4 tricks for those who want to stop being shy

We all feel embarrassed from time to time for a variety of reasons, but for some people this feeling lingers longer than they would like. Shy individuals usually don't like large crowds of people, they don't like public speaking much, and they may have a hard time meeting new people.

It's okay to dislike big parties, for example. The point is that many shy people believe that shyness ends up curbing them in many ways - when it comes to starting a new job, talking to crush or introducing a project in college, for example.

These people often feel criticized more often, just because they get tangled in terms of social background and also for criticizing themselves too much. They fear being ridiculed and end up avoiding risky situations, which is a pity. If you identify yourself as a shy person and would like to change this situation, check out the following tips that are able to make your shyness not manifest so often:

1 - See situations differently

Shy people are not necessarily introverts. The introvert is that most reserved person indeed; the shy person, in turn, has a great tendency to overestimate negative possibilities - so he is afraid of social interactions, being anxious and believing that everything can go wrong and that he will be judged by others.

This sense of anxiety can be reduced by doing a simple exercise: Before a party or social event that usually opens the door to all this anxiety, it is best to think of things that could work out and transform the whole thing. in a big hit.

Keeping in mind that if you are brave enough to have the strength to face something that usually causes fear is also a good way to feel better and in control.

2 - Show curiosity about other people

A really effective way to make friends is to be genuinely curious about other people's stories. The logic is quite simple: people who are not interested in others should not be very interesting and usually have great difficulties in terms of professional, affective and social life.

So when you are interacting with others, take your focus off yourself and seek to know more about other people - who they are and why they are there? What are your biggest interests and hobbies? Always remember that everyone has a cool story to tell and that people love talking about themselves, so just take the first step and ask questions.

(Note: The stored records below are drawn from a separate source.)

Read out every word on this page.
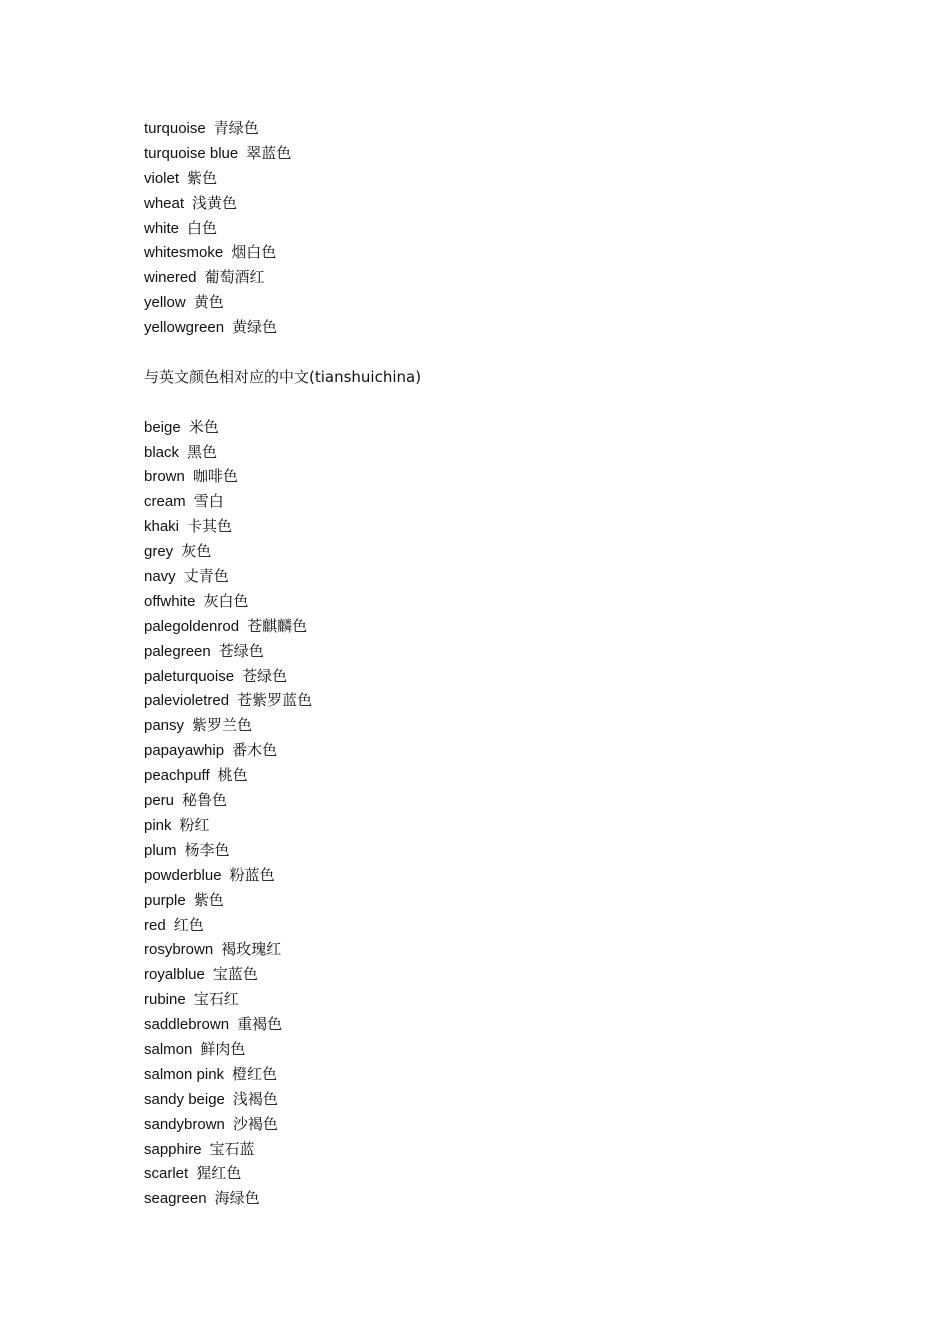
turquoise 青绿色
turquoise blue 翠蓝色
violet 紫色
wheat 浅黄色
white 白色
whitesmoke 烟白色
winered 葡萄酒红
yellow 黄色
yellowgreen 黄绿色
与英文颜色相对应的中文(tianshuichina)
beige 米色
black 黑色
brown 咖啡色
cream 雪白
khaki 卡其色
grey 灰色
navy 丈青色
offwhite 灰白色
palegoldenrod 苍麒麟色
palegreen 苍绿色
paleturquoise 苍绿色
palevioletred 苍紫罗蓝色
pansy 紫罗兰色
papayawhip 番木色
peachpuff 桃色
peru 秘鲁色
pink 粉红
plum 杨李色
powderblue 粉蓝色
purple 紫色
red 红色
rosybrown 褐玫瑰红
royalblue 宝蓝色
rubine 宝石红
saddlebrown 重褐色
salmon 鲜肉色
salmon pink 橙红色
sandy beige 浅褐色
sandybrown 沙褐色
sapphire 宝石蓝
scarlet 猩红色
seagreen 海绿色
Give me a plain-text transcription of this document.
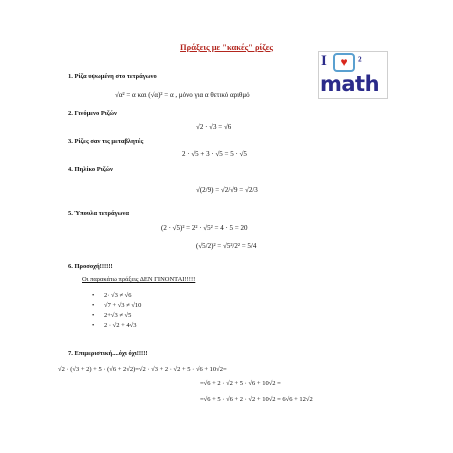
Πράξεις με "κακές" ρίζες
I	♥ ²
math
1. Ρίζα υψωμένη στο τετράγωνο
√α² = α και (√α)² = α , μόνο για α θετικό αριθμό
2. Γινόμενο Ριζών
√2 · √3 = √6
3. Ρίζες σαν τις μεταβλητές
2 · √5 + 3 · √5 = 5 · √5
4. Πηλίκο Ριζών
√(2/9) = √2/√9 = √2/3
5. Ύπουλα τετράγωνα
(2 · √5)² = 2² · √5² = 4 · 5 = 20
(√5/2)² = √5²/2² = 5/4
6. Προσοχή!!!!!!
Οι παρακάτω πράξεις ΔΕΝ ΓΙΝΟΝΤΑΙ!!!!!
• 2· √3 ≠ √6
• √7 + √3 ≠ √10
• 2+√3 ≠ √5
• 2 · √2 + 4√3
7. Επιμεριστική....όχι όχι!!!!!
√2 · (√3 + 2) + 5 · (√6 + 2√2)=√2 · √3 + 2 · √2 + 5 · √6 + 10√2=
=√6 + 2 · √2 + 5 · √6 + 10√2 =
=√6 + 5 · √6 + 2 · √2 + 10√2 = 6√6 + 12√2
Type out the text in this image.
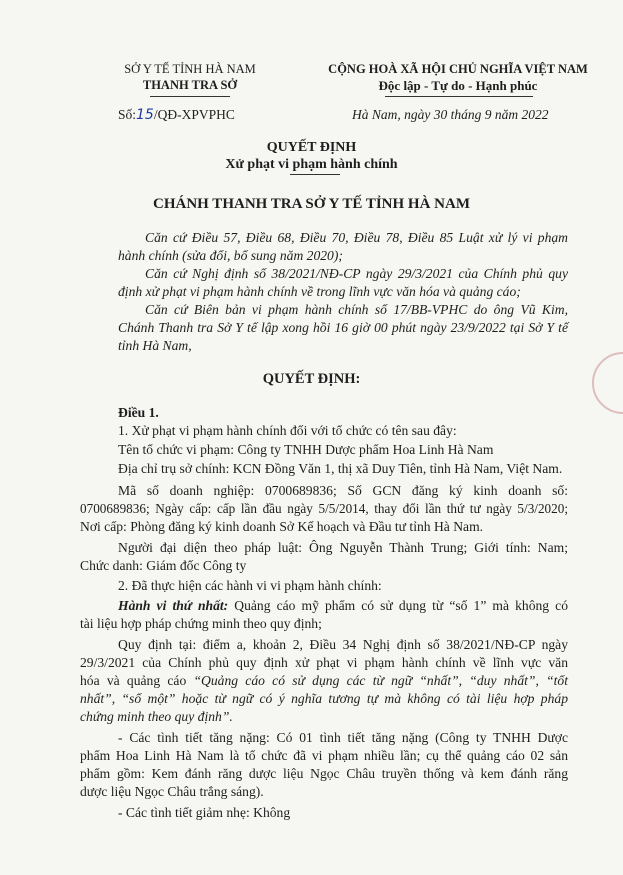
SỞ Y TẾ TỈNH HÀ NAM
THANH TRA SỞ
CỘNG HOÀ XÃ HỘI CHỦ NGHĨA VIỆT NAM
Độc lập - Tự do - Hạnh phúc
Số:15/QĐ-XPVPHC	Hà Nam, ngày 30 tháng 9 năm 2022
QUYẾT ĐỊNH
Xử phạt vi phạm hành chính
CHÁNH THANH TRA SỞ Y TẾ TỈNH HÀ NAM
Căn cứ Điều 57, Điều 68, Điều 70, Điều 78, Điều 85 Luật xử lý vi phạm
hành chính (sửa đổi, bổ sung năm 2020);
Căn cứ Nghị định số 38/2021/NĐ-CP ngày 29/3/2021 của Chính phủ quy
định xử phạt vi phạm hành chính về trong lĩnh vực văn hóa và quảng cáo;
Căn cứ Biên bản vi phạm hành chính số 17/BB-VPHC do ông Vũ Kim,
Chánh Thanh tra Sở Y tế lập xong hồi 16 giờ 00 phút ngày 23/9/2022 tại Sở Y tế
tỉnh Hà Nam,
QUYẾT ĐỊNH:
Điều 1.
1. Xử phạt vi phạm hành chính đối với tổ chức có tên sau đây:
Tên tổ chức vi phạm: Công ty TNHH Dược phẩm Hoa Linh Hà Nam
Địa chỉ trụ sở chính: KCN Đồng Văn 1, thị xã Duy Tiên, tỉnh Hà Nam, Việt Nam.
Mã số doanh nghiệp: 0700689836; Số GCN đăng ký kinh doanh số:
0700689836; Ngày cấp: cấp lần đầu ngày 5/5/2014, thay đổi lần thứ tư ngày 5/3/2020;
Nơi cấp: Phòng đăng ký kinh doanh Sở Kế hoạch và Đầu tư tỉnh Hà Nam.
Người đại diện theo pháp luật: Ông Nguyễn Thành Trung; Giới tính: Nam;
Chức danh: Giám đốc Công ty
2. Đã thực hiện các hành vi vi phạm hành chính:
Hành vi thứ nhất: Quảng cáo mỹ phẩm có sử dụng từ “số 1” mà không có
tài liệu hợp pháp chứng minh theo quy định;
Quy định tại: điểm a, khoản 2, Điều 34 Nghị định số 38/2021/NĐ-CP ngày
29/3/2021 của Chính phủ quy định xử phạt vi phạm hành chính về lĩnh vực văn
hóa và quảng cáo “Quảng cáo có sử dụng các từ ngữ “nhất”, “duy nhất”, “tốt
nhất”, “số một” hoặc từ ngữ có ý nghĩa tương tự mà không có tài liệu hợp pháp
chứng minh theo quy định”.
- Các tình tiết tăng nặng: Có 01 tình tiết tăng nặng (Công ty TNHH Dược
phẩm Hoa Linh Hà Nam là tổ chức đã vi phạm nhiều lần; cụ thể quảng cáo 02 sản
phẩm gồm: Kem đánh răng dược liệu Ngọc Châu truyền thống và kem đánh răng
dược liệu Ngọc Châu trắng sáng).
- Các tình tiết giảm nhẹ: Không
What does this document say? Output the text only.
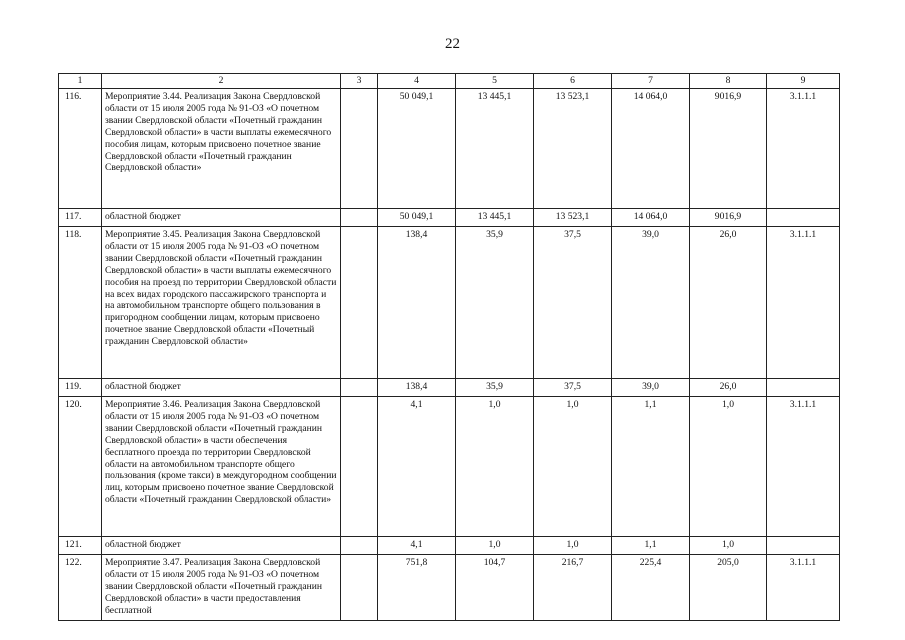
22
1	2	3	4	5	6	7	8	9
116.	Мероприятие 3.44. Реализация Закона Свердловской области от 15 июля 2005 года № 91-ОЗ «О почетном звании Свердловской области «Почетный гражданин Свердловской области» в части выплаты ежемесячного пособия лицам, которым присвоено почетное звание Свердловской области «Почетный гражданин Свердловской области»		50 049,1	13 445,1	13 523,1	14 064,0	9016,9	3.1.1.1
117.	областной бюджет		50 049,1	13 445,1	13 523,1	14 064,0	9016,9	
118.	Мероприятие 3.45. Реализация Закона Свердловской области от 15 июля 2005 года № 91-ОЗ «О почетном звании Свердловской области «Почетный гражданин Свердловской области» в части выплаты ежемесячного пособия на проезд по территории Свердловской области на всех видах городского пассажирского транспорта и на автомобильном транспорте общего пользования в пригородном сообщении лицам, которым присвоено почетное звание Свердловской области «Почетный гражданин Свердловской области»		138,4	35,9	37,5	39,0	26,0	3.1.1.1
119.	областной бюджет		138,4	35,9	37,5	39,0	26,0	
120.	Мероприятие 3.46. Реализация Закона Свердловской области от 15 июля 2005 года № 91-ОЗ «О почетном звании Свердловской области «Почетный гражданин Свердловской области» в части обеспечения бесплатного проезда по территории Свердловской области на автомобильном транспорте общего пользования (кроме такси) в междугородном сообщении лиц, которым присвоено почетное звание Свердловской области «Почетный гражданин Свердловской области»		4,1	1,0	1,0	1,1	1,0	3.1.1.1
121.	областной бюджет		4,1	1,0	1,0	1,1	1,0	
122.	Мероприятие 3.47. Реализация Закона Свердловской области от 15 июля 2005 года № 91-ОЗ «О почетном звании Свердловской области «Почетный гражданин Свердловской области» в части предоставления бесплатной		751,8	104,7	216,7	225,4	205,0	3.1.1.1
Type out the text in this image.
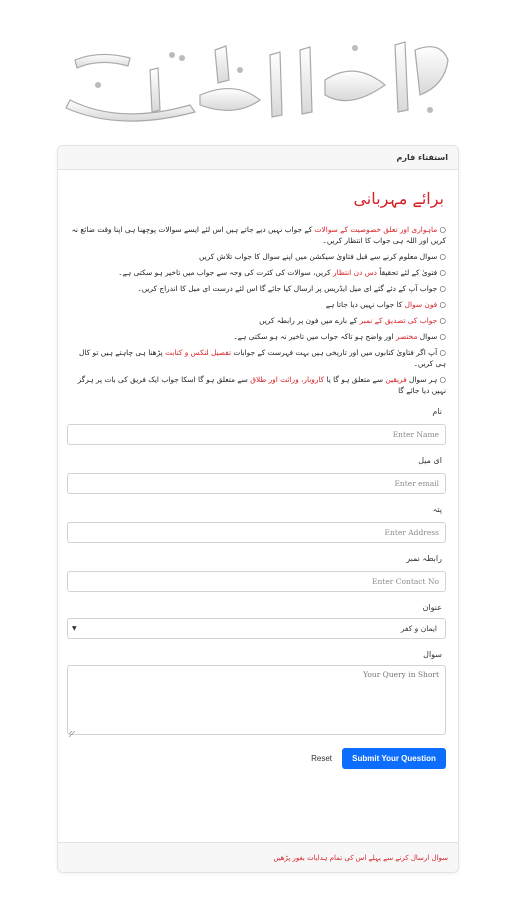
دارالافتاء والقضاء
استفتاء فارم
برائے مہربانی
○ ماہواری اور تعلق خصوصیت کے سوالات کے جواب نہیں دیے جاتے ہیں اس لئے ایسے سوالات پوچھنا ہی اپنا وقت ضائع نہ کریں اور اللہ ہی جواب کا انتظار کریں۔
○ سوال معلوم کرنے سے قبل فتاویٰ سیکشن میں اپنے سوال کا جواب تلاش کریں
○ فتویٰ کے لئے تحقیقاً دس دن انتظار کریں، سوالات کی کثرت کی وجہ سے جواب میں تاخیر ہو سکتی ہے۔
○ جواب آپ کے دئے گئے ای میل ایڈریس پر ارسال کیا جائے گا اس لئے درست ای میل کا اندراج کریں۔
○ فون سوال کا جواب نہیں دیا جاتا ہے
○ جواب کی تصدیق کے نمبر کے بارے میں فون پر رابطہ کریں
○ سوال مختصر اور واضح ہو تاکہ جواب میں تاخیر نہ ہو سکتی ہے۔
○ آپ اگر فتاویٰ کتابوں میں اور تاریخی ہیں بہت فہرست کے جوابات تفصیل لنکس و کتابت پڑھنا ہی چاہتے ہیں تو کال ہی کریں۔
○ ہر سوال فریقین سے متعلق ہو گا یا کاروبار، وراثت اور طلاق سے متعلق ہو گا اسکا جواب ایک فریق کی بات پر ہرگز نہیں دیا جائے گا
نام
Enter Name
ای میل
Enter email
پتہ
Enter Address
رابطہ نمبر
Enter Contact No
عنوان
ایمان و کفر
▼
سوال
Your Query in Short
Reset	Submit Your Question
سوال ارسال کرنے سے پہلے اس کی تمام ہدایات بغور پڑھیں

3 - Find out what your role is

A lot of shy people are highly successful professionals, you know that? Doctors, lawyers, entrepreneurs, teachers, artists ... They are confident people when it comes to the professional field, but when they need to get out of that sphere, they feel highly insecure.

This shows us that having a role gives us a sense of value and purpose, so a good exercise for shy people is, in trying to see threatening situations from another perspective, giving yourself the role of, for example, being a good host and talking to different people. Believe it or not, it makes a difference.

4 - Be more malleable with your internal dialogues

The shy person is usually someone who criticizes himself without mercy, saying to himself some things he would never have the courage to say to others. The problem is that this extreme self-criticism makes us believe that others will be judging us in the same way, which profoundly undermines our self-esteem.

How to change the situation? The best way is to start thinking hard about yourself, even if it seems strange at first. Training your inner voice to see its qualities and achievements is an effective way to improve your self-esteem and lessen excessive - and often unfounded - criticism.

When your inner voice says no one will ever like you, for example, remember the people who are really by your side: from relatives and friends to yourself. Be kinder to yourself - this way, social situations will gradually begin to be more acceptable and even enjoyable. You are not a horrible person who deserves to be punished.

Every social event is a way for you to train your social skills; so the more you accept to put yourself in such situations, the more comfortable you will feel as time goes on. Now, if you have tried to change and have noticed that your shyness is more serious, do not think twice before seeking psychological help - there is absolutely nothing wrong with that.